Interviews with former Khmer Rouge leaders, soldiers and sympathizers in their former strongholds of Pailin and Battambang last weekend revealed a surprising degree of support for the arrests of five former leaders of the movement, along with calls for more prosecutions—including people outside Cambodia.

A fundamental distrust of the ECCC also appears to exist, combined with incomprehension of the court’s workings, structure and mandate, as well as fears that widespread arrests of the Khmer Rouge rank-and-file might be imminent.

Former Khmer Rouge commander Meas Muth, 69, said at his home in Samlot district that he does not believe the ECCC can provide justice for atrocities committed as long as people involved with such events from other countries are not also brought to trial.

“If the ECCC can find which skulls belong to people that were killed by the Khmer Rouge, the US’ B52s and Vietnamese [soldiers] then the court will be just,” Meas Muth said Thursday.

A son-in-law of the late KR military commander Ta Mok, Meas Muth served in the Democratic Kampuchea regime as a military division chairman and rose through the ranks of the notoriously brutal Southwest Zone to be­come secretary of Central Commit­tee Division 164.

Meas Muth said that he was not interested in the ECCC and that former Khmer Rouge leaders Nuon Chea, Khieu Samphan, Ieng Sary, Ieng Thirith and Kaing Guek Eav, alias Duch, were not arrested be­cause of their guilt but because they are no longer powerful. “They are the losers,” he said.

“I am not interested in the court. I am concerned whether I have enough rice to eat,” he added.

Several other former rank-and-file Khmer Rouge soldiers, however, were less caustic in their views.

Man Hoy, a resident of Pailin and former Khmer Rouge fighter, said he supported the arrest of the five senior leaders but also wanted the prosecution’s net to widen beyond Cambodia’s borders.

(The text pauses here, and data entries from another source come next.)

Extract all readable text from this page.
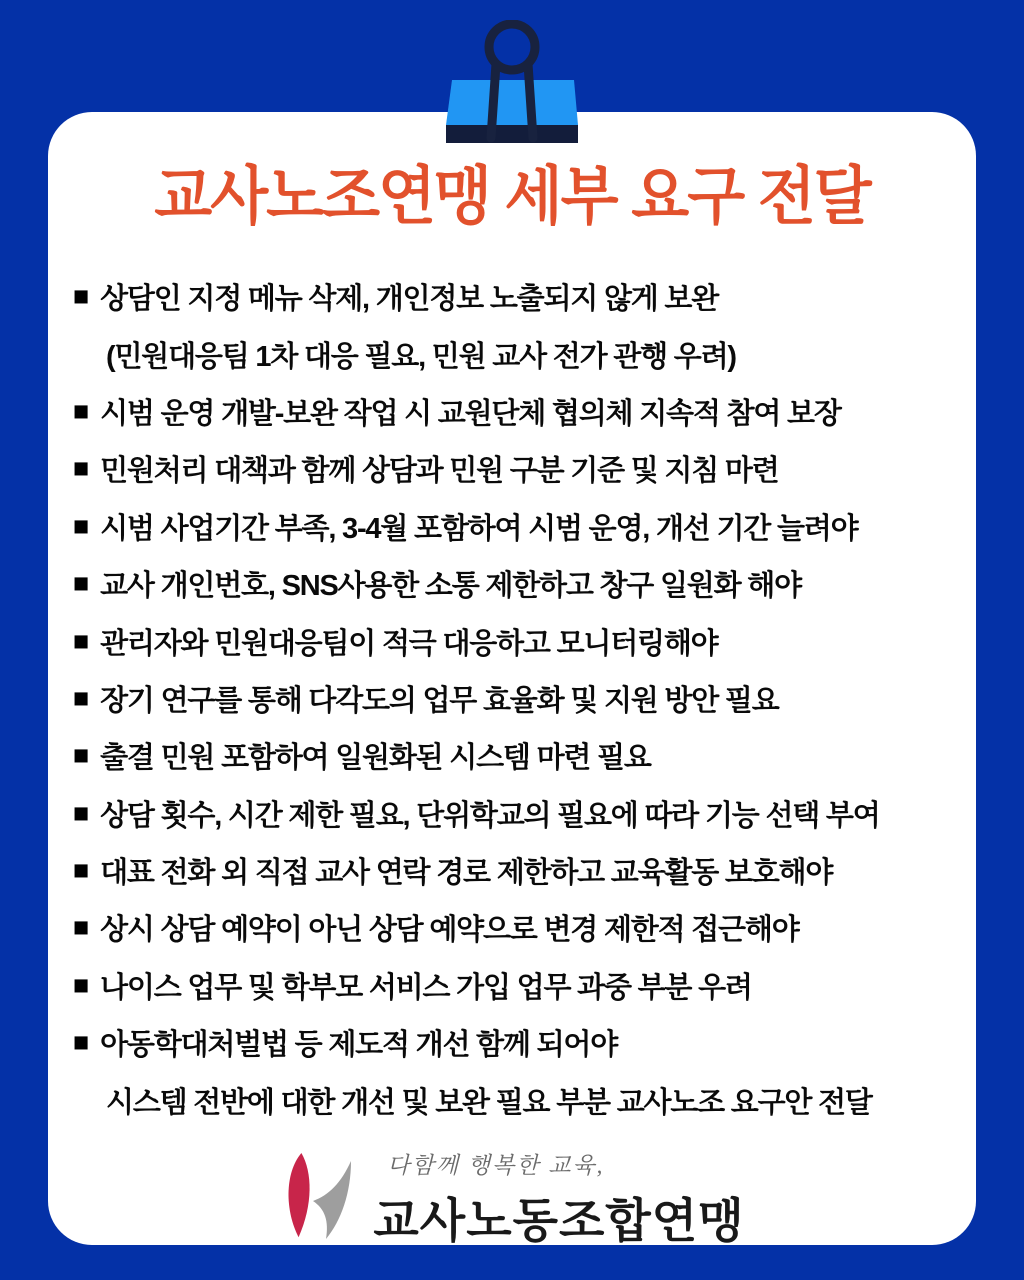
교사노조연맹 세부 요구 전달
■ 상담인 지정 메뉴 삭제, 개인정보 노출되지 않게 보완
(민원대응팀 1차 대응 필요, 민원 교사 전가 관행 우려)
■ 시범 운영 개발-보완 작업 시 교원단체 협의체 지속적 참여 보장
■ 민원처리 대책과 함께 상담과 민원 구분 기준 및 지침 마련
■ 시범 사업기간 부족, 3-4월 포함하여 시범 운영, 개선 기간 늘려야
■ 교사 개인번호, SNS사용한 소통 제한하고 창구 일원화 해야
■ 관리자와 민원대응팀이 적극 대응하고 모니터링해야
■ 장기 연구를 통해 다각도의 업무 효율화 및 지원 방안 필요
■ 출결 민원 포함하여 일원화된 시스템 마련 필요
■ 상담 횟수, 시간 제한 필요, 단위학교의 필요에 따라 기능 선택 부여
■ 대표 전화 외 직접 교사 연락 경로 제한하고 교육활동 보호해야
■ 상시 상담 예약이 아닌 상담 예약으로 변경 제한적 접근해야
■ 나이스 업무 및 학부모 서비스 가입 업무 과중 부분 우려
■ 아동학대처벌법 등 제도적 개선 함께 되어야
시스템 전반에 대한 개선 및 보완 필요 부분 교사노조 요구안 전달
다함께 행복한 교육,
교사노동조합연맹
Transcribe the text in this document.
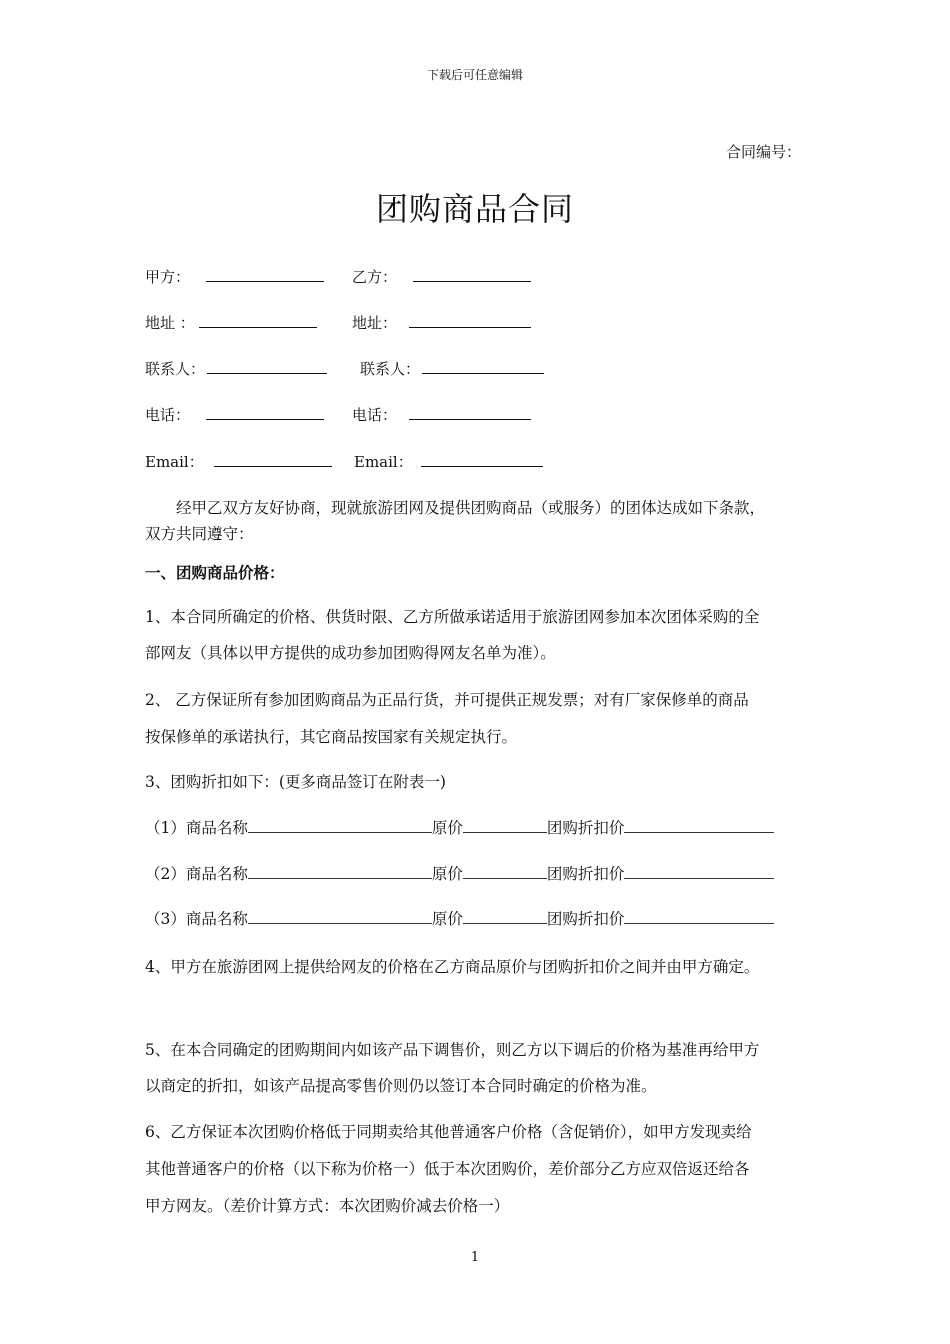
下载后可任意编辑
合同编号：
团购商品合同
甲方：	乙方：
地址 ：	地址：
联系人：	联系人：
电话：	电话：
Email：	Email：
经甲乙双方友好协商，现就旅游团网及提供团购商品（或服务）的团体达成如下条款，
双方共同遵守：
一、团购商品价格：
1、本合同所确定的价格、供货时限、乙方所做承诺适用于旅游团网参加本次团体采购的全
部网友（具体以甲方提供的成功参加团购得网友名单为准）。
2、 乙方保证所有参加团购商品为正品行货，并可提供正规发票；对有厂家保修单的商品
按保修单的承诺执行，其它商品按国家有关规定执行。
3、团购折扣如下：(更多商品签订在附表一)
（1）商品名称	原价	团购折扣价
（2）商品名称	原价	团购折扣价
（3）商品名称	原价	团购折扣价
4、甲方在旅游团网上提供给网友的价格在乙方商品原价与团购折扣价之间并由甲方确定。
5、在本合同确定的团购期间内如该产品下调售价，则乙方以下调后的价格为基准再给甲方
以商定的折扣，如该产品提高零售价则仍以签订本合同时确定的价格为准。
6、乙方保证本次团购价格低于同期卖给其他普通客户价格（含促销价），如甲方发现卖给
其他普通客户的价格（以下称为价格一）低于本次团购价，差价部分乙方应双倍返还给各
甲方网友。（差价计算方式：本次团购价减去价格一）
1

Leaders in the US, China and Vietnam were also culpable in what happened in Cambodia and should also be prosecuted, said Man Hoy, adding that low-level troops want to clear their names.

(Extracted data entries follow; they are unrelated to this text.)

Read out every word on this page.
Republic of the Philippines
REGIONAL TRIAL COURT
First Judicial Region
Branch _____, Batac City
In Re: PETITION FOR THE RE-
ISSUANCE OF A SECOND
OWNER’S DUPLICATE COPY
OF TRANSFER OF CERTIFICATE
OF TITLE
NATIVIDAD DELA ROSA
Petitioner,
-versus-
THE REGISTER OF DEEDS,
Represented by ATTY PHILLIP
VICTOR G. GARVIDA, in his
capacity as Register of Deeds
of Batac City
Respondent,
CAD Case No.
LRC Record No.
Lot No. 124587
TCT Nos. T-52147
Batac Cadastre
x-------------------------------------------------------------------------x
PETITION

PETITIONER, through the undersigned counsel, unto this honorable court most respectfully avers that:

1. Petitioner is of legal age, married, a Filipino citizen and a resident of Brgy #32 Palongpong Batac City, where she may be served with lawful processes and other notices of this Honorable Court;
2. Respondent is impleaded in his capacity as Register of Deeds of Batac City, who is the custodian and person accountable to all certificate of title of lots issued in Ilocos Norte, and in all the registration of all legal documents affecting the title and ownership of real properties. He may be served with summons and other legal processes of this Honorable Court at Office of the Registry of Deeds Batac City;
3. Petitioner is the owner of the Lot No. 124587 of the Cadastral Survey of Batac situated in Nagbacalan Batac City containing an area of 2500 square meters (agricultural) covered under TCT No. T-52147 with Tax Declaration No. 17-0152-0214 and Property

“People think that all former Khmer Rouge are bad,” he said. “The prosecution is good because we will know who was right and who was wrong.”

Pailin Information Department Director Kong Doung expressed fears that the ECCC would start prosecuting lower-ranking former Khmer Rouge soldiers, which he said could spark unrest in the region.

“To prosecute all the followers would cause hatred and fear,” said Kong Doung, who also dismissed the importance of the court’s impact on Cambodia’s future.

“The ECCC is like a cake that people are enjoying eating right now, but after it is gone, there is nothing,” he said.

The idea that the ECCC could prosecute foreign leaders for what happened in Cambodia was not realistic, tribunal spokesman Reach Sambath said Monday.

“The role and mandate of the court is to prosecute the most senior and most responsible leaders here, and has no mandate to prosecute foreigners,” he said.

The goal of the ECCC is not to stoke unrest but to see that the integration of former Khmer Rouge areas into modern Cambo­dia continues, Reach Sambath said. “This court can only be a 100 percent success when there is full cooperation by victims and all people re­gardless of their background,” he added.

Executive Director of the Docu­mentation Center of Cambodia Youk Chhang said the comments by former Khmer Rouge followers reflected the division among Cam­bodians with regard to the type of justice the ECCC should provide.

“The ECCC will provide accountability, not a historical explanation for what happened,” Youk Chhang said, adding that it was not unusual that former Khmer Rouge soldiers supported the tribunal. “There are many who feel that higher-up people were responsible for indoctrinating them…and that the ECCC would clear their name,” he said.

For the moment, Youk Chhang said the court should focus on prosecuting the five already arrested as their successful prosecution would provide a solid foundation to look at crimes committed by other members of the movement.